So the company isn’t working out the way you had hoped and it’s time to start considering turning off the lights and disposing of what is left. But while it is easier to dissolve a corporation than it is to make one successful, that doesn’t mean that it’s not without its own challenges.
There are accounts to close and taxes to file to ensure payroll is up-to-date. There may be contractual obligations that you have to deal with like leases. If any court action has been started then it should be settled. This is important to note because they won’t go away just because you dissolve the corporation.
To understand how to best dissolve a corporation in Ontario, we will first look at the steps it takes to do so. This will map out the necessary steps for filing but it wouldn’t address issues like those mentioned above, those will be addressed in the following section.
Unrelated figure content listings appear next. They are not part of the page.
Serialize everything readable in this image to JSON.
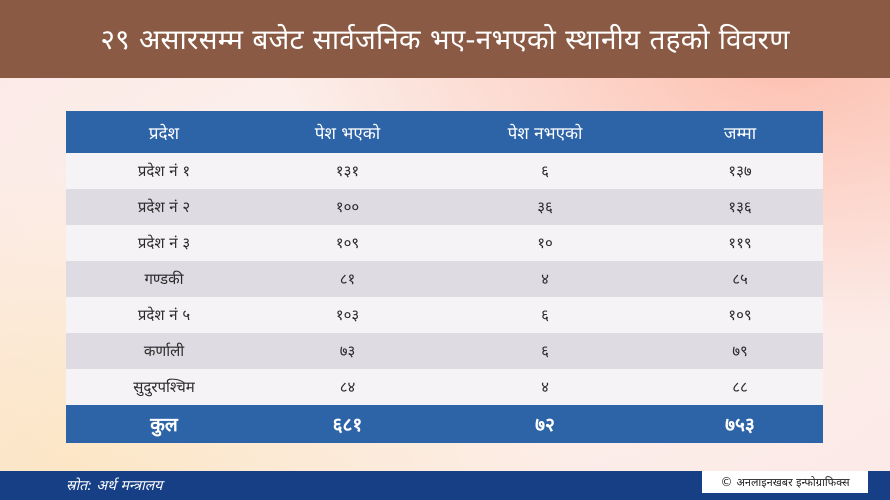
{
  "title": "२९ असारसम्म बजेट सार्वजनिक भए-नभएको स्थानीय तहको विवरण",
  "table": {
    "headers": [
      "प्रदेश",
      "पेश भएको",
      "पेश नभएको",
      "जम्मा"
    ],
    "rows": [
      [
        "प्रदेश नं १",
        "१३१",
        "६",
        "१३७"
      ],
      [
        "प्रदेश नं २",
        "१००",
        "३६",
        "१३६"
      ],
      [
        "प्रदेश नं ३",
        "१०९",
        "१०",
        "११९"
      ],
      [
        "गण्डकी",
        "८१",
        "४",
        "८५"
      ],
      [
        "प्रदेश नं ५",
        "१०३",
        "६",
        "१०९"
      ],
      [
        "कर्णाली",
        "७३",
        "६",
        "७९"
      ],
      [
        "सुदुरपश्चिम",
        "८४",
        "४",
        "८८"
      ]
    ],
    "total": [
      "कुल",
      "६८१",
      "७२",
      "७५३"
    ]
  },
  "footer": {
    "source": "स्रोत: अर्थ मन्त्रालय",
    "copyright_symbol": "©",
    "credit": "अनलाइनखबर इन्फोग्राफिक्स"
  },
  "colors": {
    "title_bar": "#8a5a44",
    "table_header": "#2d64a8",
    "row_light": "#f6f3f6",
    "row_dark": "#dedbe3",
    "footer_bar": "#163f86"
  }
}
Then, to close out, we’ll look at how long it may take to dissolve your corporation so you have a sense of what to expect from the process and can plan accordingly.
What Steps Does it Take to Dissolve a Corporation in Ontario?
It’s important to take a moment to understand what we mean by dissolving a corporation. A corporation may cease business operations and therefore no longer function, yet it would continue to exist as a corporation because the Articles of Incorporation continue to remain active. So dissolving a corporation isn’t the same as no longer being an active business; there are additional steps that must be taken.
What this means is that dissolving a corporation is something that you have to actively set out to do. It is not possible to dissolve a corporation by accident.
The first step to dissolving a corporation used to be to file an application to the Ministry of Finance seeking consent. However, an October 2021 change now wraps the consent to dissolve into the Articles of Dissolution. A request for a Letter of Consent to Dissolve Corporation has to be sent to the Client Services Branch of the Ministry of Finance. This request must include:
- The full corporate name
- The Ontario incorporation number
- The federal business number
- And it must be signed by an authorized director of the corporation in question
Upon receiving the Consent to Dissolve from the Ministry, you now have sixty days to get your application for dissolution to the Ministry of Government and Consumer Services. The request for dissolution used to have to be mailed in, though now you are able to submit your application online. But regardless of which method you choose, it must include the following:
- The letter of Consent to Dissolve Corporation
- Two different sets of Articles of Dissolution, which must include original signatures
- A small governmental fee paid to the Ministry of Finance
- A cover letter that includes contact name, telephone number, and return address
- Optional: The Service Ontario acknowledgement of your received application form, which allows you to provide an email address to receive a receipt confirming your request.
Upon approval you will be sent a copy of the Articles of Dissolution certificate, stamped and dated with the date of your dissolution. From the day listed and on, your corporation is legally dissolved.
What Should You Do Before Filing for Dissolution?
There are a number of actions that you should take prior to filing for dissolution. These might seem rather straightforward and obvious to some people but time and time again people try to move too quickly to dissolve before taking care of the business that remained.
Things to do before filing for dissolution include:
- Contact Shareholders: Depending on the size and structure of your business, there may be a lot to this step. There may be shareholders who have to be consulted throughout the process of terminating the business. You may need to get a majority vote from the shareholders or come to a consensus with co-founders. What actions need to be taken here may vary widely but they should be outlined in your initial agreement.
- Notify Employees: There are set rules about how employees can and cannot be terminated. You could be held liable for damages suffered should you break these rules. It’s important to notify your employees about the company’s dissolution, but you should do some with enough time to legally let them go and remember that severance pay is owed to any employee who has been with the company for five or more years prior to the dissolution.
- Distribute Assets: You don’t want to let debts go unpaid, they take the first priority. But once those are paid off you should distribute any of the company’s remaining assets to shareholders, investors, and co-founders based on the percentage they own the business.
- Close Accounts: Bank accounts are the most obvious type of account that needs to be closed. But there are also tax accounts, accounts on record with suppliers, and any number of unique accounts depending on the business and requirements of the company.
These may sound like time-consuming steps. That’s because they are. However, they are necessary. A business attorney may be able to help speed up the process by offering a helping hand and their knowledge of the process.
How Long Does it Take to Dissolve a Corporation in Ontario?
The process can be a little difficult to determine exactly how long it will take. The longest part of dissolving a corporation is often the work that comes before the actual filing for dissolution. For example, contacting shareholders and distributing assets could take only a couple of weeks for a smaller company but it could take months for a larger one that has many different agreements to consider. In general, it’s always better to assume it will take longer. A typical dissolution tends to take between a month to three months, so it’s always best to assume it will take you three months.
Should I Work With a Business Attorney?
Working with an attorney is recommended. There are many legal considerations you need to keep in mind. End up making the wrong move and it could cost you. It’s best to work with a professional business lawyer that’ll ensure you do everything by the book.